Morning Grab Bag
by Steve
Student Loans
We shouldn’t be surprised to see that the outgoing Clinton Administration identified a problem with the relationship between schools and student loan vendors, and had drafted rules to deal with it. We also shouldn’t be surprised to see that the Bush Administration deep-sixed those rules and willingly let the program turn into a cesspool of corporate profits, university paybacks, and Education Department graft, all at the expense of the students. Profits first, students last.
Tenet the Pleaser
Watching George Tenet make the rounds of the “plug my book” shows yesterday reminds me of everything I have seen in nearly three decades of surviving and climbing through a vast bureaucracy: Tenet is nothing more than an all-too-willing-to-please bureaucrat who would rather do what it took to accommodate the boss than stand up and tell him when he was full of it. It is a bad but understandable characteristic in a senior bureaucrat given the concerns over job security and the changeover in administrations. But it is an abdication of responsibility for both your CIA director and your Secretary of State to swallow their opposition rather than stop a catastrophe in the making.
Iraq Fantasies
Owen West’s Op-Ed in the NYT today, calling for an agreement whereby Congress accepts a residual force of about 75,000 troops in Iraq by the end of 2008 in a law enforcement advisory role, while Iraqi forces bulk up to take the lead in security sounds great – and out of touch with reality. Bush doesn’t plan to train the Iraqis; the Iraqis aren’t stepping up with new troops to the degree necessary to make West’s suggestion feasible; neither the Iraqis nor the Americans are making the political moves necessary to bring about the reconciliation that would allow this to work; and lastly, why does it have to be the Americans who are stuck in Iraq after 2008 with 75,000 troops, when Iraq’s neighbors should be shouldering this load?
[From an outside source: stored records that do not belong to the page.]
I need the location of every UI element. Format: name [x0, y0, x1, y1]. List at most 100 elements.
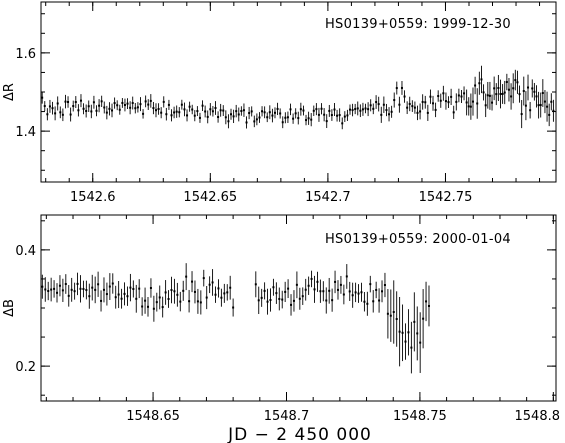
- data-marker: [380, 113, 383, 116]
- data-point: [266, 288, 269, 315]
- data-point: [69, 107, 72, 122]
- data-marker: [111, 109, 114, 112]
- data-marker: [193, 290, 196, 293]
- data-marker: [91, 286, 94, 289]
- data-point: [290, 294, 293, 316]
- data-point: [520, 100, 523, 129]
- data-marker: [76, 282, 79, 285]
- data-marker: [61, 289, 64, 292]
- data-marker: [398, 103, 401, 106]
- data-point: [319, 279, 322, 303]
- data-marker: [552, 109, 555, 112]
- data-marker: [188, 300, 191, 303]
- data-point: [444, 92, 447, 110]
- data-point: [205, 286, 208, 310]
- data-marker: [175, 110, 178, 113]
- data-marker: [173, 290, 176, 293]
- data-point: [535, 85, 538, 108]
- data-point: [227, 114, 230, 129]
- data-point: [162, 96, 165, 108]
- data-point: [524, 91, 527, 121]
- data-marker: [48, 105, 51, 108]
- data-marker: [258, 116, 261, 119]
- data-marker: [467, 105, 470, 108]
- data-marker: [214, 106, 217, 109]
- data-marker: [92, 101, 95, 104]
- data-marker: [278, 297, 281, 300]
- data-point: [257, 286, 260, 315]
- data-marker: [398, 330, 401, 333]
- x-tick-label: 1542.6: [70, 190, 116, 205]
- data-marker: [129, 286, 132, 289]
- data-point: [79, 275, 82, 303]
- data-point: [157, 103, 160, 115]
- data-marker: [196, 110, 199, 113]
- data-point: [144, 287, 147, 314]
- x-tick-label: 1548.7: [264, 409, 310, 424]
- data-marker: [359, 109, 362, 112]
- data-point: [522, 76, 525, 106]
- data-marker: [369, 104, 372, 107]
- data-marker: [250, 110, 253, 113]
- data-marker: [235, 110, 238, 113]
- data-marker: [356, 107, 359, 110]
- data-marker: [272, 286, 275, 289]
- data-point: [279, 108, 282, 119]
- data-point: [253, 115, 256, 128]
- data-point: [70, 277, 73, 302]
- data-point: [465, 89, 468, 116]
- data-marker: [325, 120, 328, 123]
- data-point: [484, 93, 487, 118]
- data-marker: [411, 105, 414, 108]
- data-point: [390, 105, 393, 118]
- data-marker: [413, 106, 416, 109]
- data-marker: [447, 101, 450, 104]
- data-marker: [72, 105, 75, 108]
- data-marker: [316, 280, 319, 283]
- y-axis-label: ΔR: [2, 83, 17, 101]
- data-marker: [182, 289, 185, 292]
- data-point: [408, 96, 411, 112]
- data-point: [499, 79, 502, 109]
- x-axis-label: JD − 2 450 000: [227, 425, 372, 443]
- data-marker: [375, 101, 378, 104]
- data-point: [175, 105, 178, 118]
- data-marker: [123, 292, 126, 295]
- data-point: [142, 109, 145, 119]
- data-point: [134, 103, 137, 114]
- data-point: [191, 104, 194, 115]
- data-marker: [208, 283, 211, 286]
- data-marker: [437, 95, 440, 98]
- data-marker: [388, 113, 391, 116]
- data-point: [165, 107, 168, 121]
- data-marker: [310, 118, 313, 121]
- data-point: [305, 114, 308, 126]
- data-point: [301, 287, 304, 305]
- data-point: [149, 278, 152, 298]
- data-marker: [363, 300, 366, 303]
- data-point: [167, 290, 170, 308]
- data-point: [380, 106, 383, 123]
- data-point: [403, 90, 406, 103]
- data-point: [354, 282, 357, 303]
- data-marker: [191, 280, 194, 283]
- data-point: [152, 101, 155, 115]
- data-marker: [522, 90, 525, 93]
- data-point: [116, 100, 119, 111]
- data-marker: [136, 106, 139, 109]
- data-marker: [77, 109, 80, 112]
- data-point: [232, 109, 235, 124]
- data-marker: [395, 87, 398, 90]
- data-point: [381, 280, 384, 303]
- data-marker: [108, 107, 111, 110]
- data-point: [312, 105, 315, 116]
- data-point: [429, 89, 432, 104]
- data-marker: [138, 287, 141, 290]
- data-point: [455, 93, 458, 111]
- data-point: [85, 280, 88, 300]
- data-point: [275, 282, 278, 304]
- data-marker: [429, 95, 432, 98]
- data-marker: [54, 112, 57, 115]
- data-point: [375, 95, 378, 109]
- data-point: [94, 276, 97, 304]
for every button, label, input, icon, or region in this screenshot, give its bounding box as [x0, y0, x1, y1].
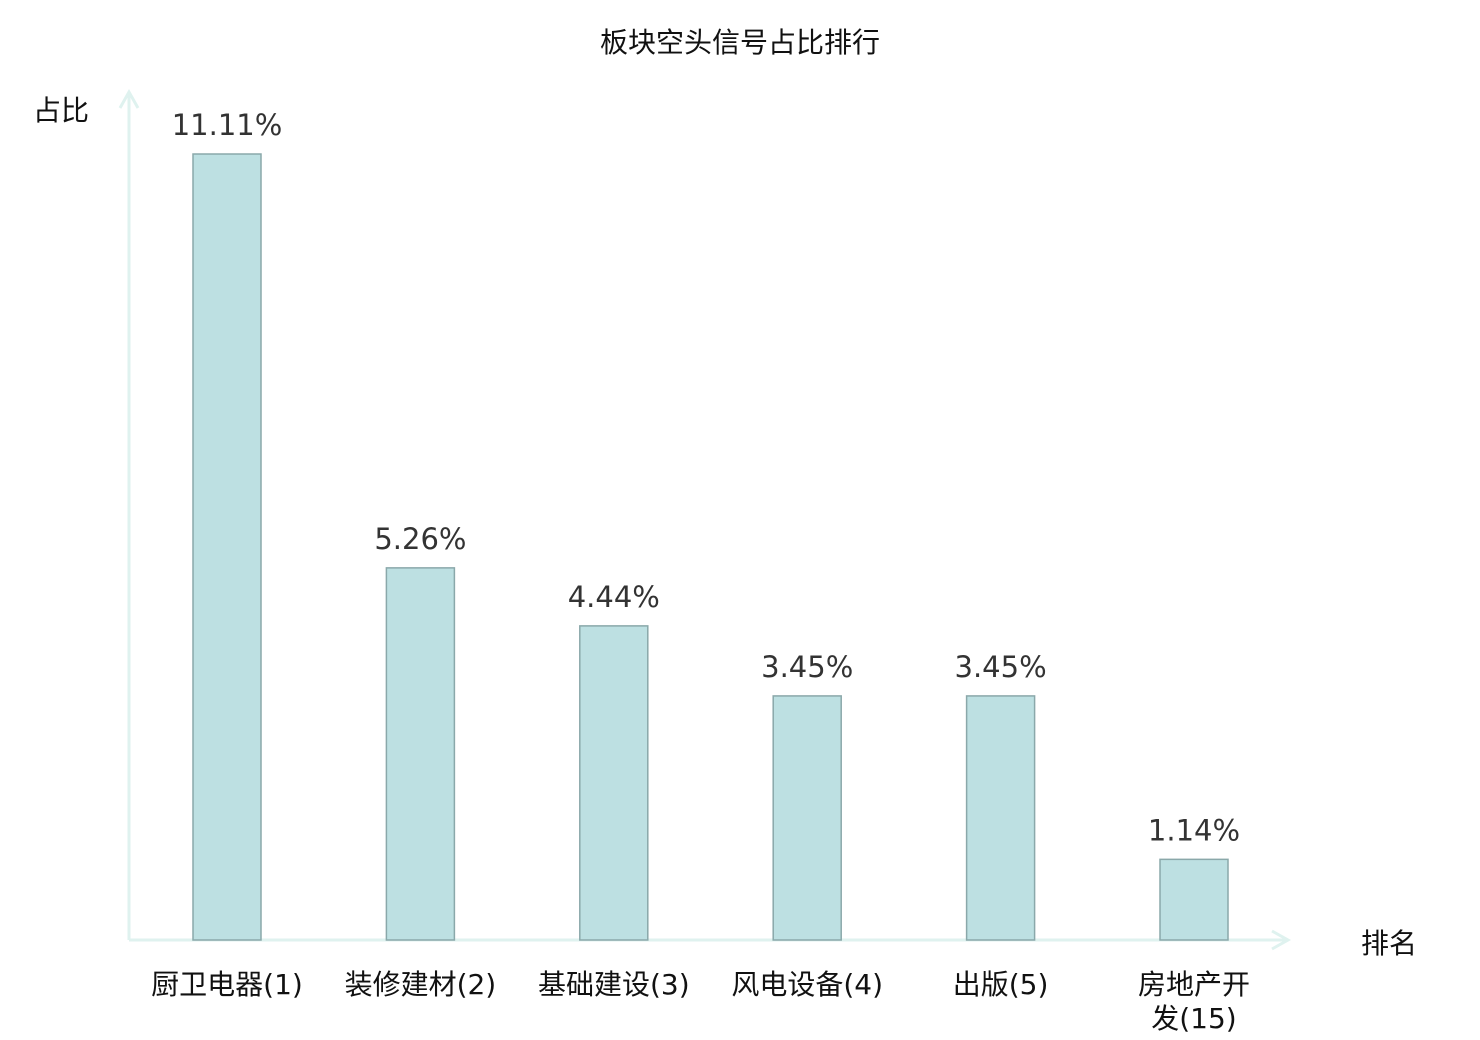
- value-label: 3.45%: [955, 650, 1047, 684]
- bar: [192, 153, 262, 941]
- bar: [772, 695, 842, 941]
- value-label: 11.11%: [172, 108, 283, 142]
- value-labels: 11.11% 5.26% 4.44% 3.45% 3.45% 1.14%: [172, 108, 1240, 847]
- x-axis-arrow: [1271, 929, 1292, 951]
- y-axis-label: 占比: [33, 94, 89, 127]
- category-label: 出版(5): [953, 968, 1049, 1001]
- value-label: 5.26%: [374, 522, 466, 556]
- bars: [192, 153, 1229, 941]
- category-label: 厨卫电器(1): [151, 968, 303, 1001]
- category-labels: 厨卫电器(1) 装修建材(2) 基础建设(3) 风电设备(4) 出版(5) 房地产开发(1…: [151, 968, 1250, 1035]
- category-label: 装修建材(2): [345, 968, 497, 1001]
- value-label: 4.44%: [568, 580, 660, 614]
- category-label: 发(15): [1151, 1002, 1236, 1035]
- bar: [965, 695, 1036, 941]
- category-label: 基础建设(3): [538, 968, 690, 1001]
- category-label: 房地产开: [1138, 968, 1250, 1001]
- value-label: 3.45%: [761, 650, 853, 684]
- value-label: 1.14%: [1148, 813, 1240, 847]
- chart-title: 板块空头信号占比排行: [600, 26, 880, 59]
- y-axis-arrow: [118, 88, 140, 109]
- x-axis-label: 排名: [1361, 927, 1417, 960]
- category-label: 风电设备(4): [731, 968, 883, 1001]
- axes: [118, 88, 1292, 951]
- bar: [1159, 858, 1229, 941]
- bar: [385, 567, 456, 941]
- bar: [579, 625, 649, 941]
GOP Break With Bush on Iraq?
The House GOP leadership may break with the White House over requiring the Iraqis to meet political and security benchmarks in any second attempt at a supplemental appropriation bill. Even after Condi Rice told the Sunday chat fests that Bush would oppose timelines on American forces and benchmarks for the Iraqis, the House GOP leadership refused to stand with the White House on the issue, and signaled that it was too early to summarily reject anything until after the veto and initial discussions with the Democrats on a feasible second attempt.
An Anti-Corporatist With Resources
Hugo Chavez is taking full control of his oil reserves, and is cutting ties to the World Bank and the IMF as well. He won’t be the last to do so.